Port Coquitlam resident Kathy Wagner never imagined she’d be a spokesperson for supports for people struggling with addiction.
But four years ago her son Tristan died alone on a friend's couch of an overdose of cocaine laced with fentanyl.
He was 21.
Now she hopes an app — created by a New Westminster recovery centre that provides addiction treatment for youth, adults and families — will provide a lifeline for others who struggle with substance use.
Wagner said her son had battled his addiction since he was 15 — sometimes winning, sometimes losing.
Tristan went to schools in Coquitlam and Port Coquitlam and even moved to China to study kung fu. For him, recovery was a process; while in treatment he was able to focus on his priorities, such as becoming a chef.
But the drug always lured him back, until the day it was poisoned with fentanyl, and Tristan lost his life.
“He had a few relapses, but he kept coming back and kept returning to recovery. It became his North Star, if you will.”
She’s endorsing the Better app because she thinks it would provide the kind of support many people need to feel valued and encouraged on their journey.

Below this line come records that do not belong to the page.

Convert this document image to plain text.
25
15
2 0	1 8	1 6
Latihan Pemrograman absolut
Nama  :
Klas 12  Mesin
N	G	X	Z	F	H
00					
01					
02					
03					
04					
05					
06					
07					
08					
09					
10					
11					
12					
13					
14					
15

By not ostracizing them — if they lapse — and providing allies and safety monitors — if they use — the app bridges harm reduction with recovery, she said, something that is often missing in conversations about ending the current overdose epidemic.
Giuseppe Ganci, community development manager with the Last Door Recovery Society, said the Better app was developed to connect people around the world who are seeking recovery from addiction.
“Those who may return [to using] feel like they are no longer part of the recovery community and they need to return to harm reduction world.,” Ganci said.
With the Better app, he said, “The recovery community and those who use drugs can still be in a community where recovery is still ongoing.”
A video produced about the app shows that it can help people track their recovery score, create a plan, connect with support circles and receive coaching, inspiration and information.
Although she doesn’t know if Tristan would have used the app, Wagner said it’s possible the Better app could have allowed him to continue his recovery journey, she said.
“His choice was to use alone and in private, something this app recognizes as it is targeted to people like him — people who choose to use alone yet who are connected to the recovery community.”
Four years after her son’s death, Wagner sees sadness in the never-ending numbers of people dying from fentanyl overdoses — 46 last year in the Tri-Cities.
Still, with the Better app, she’s a little more hopeful for the future, she said.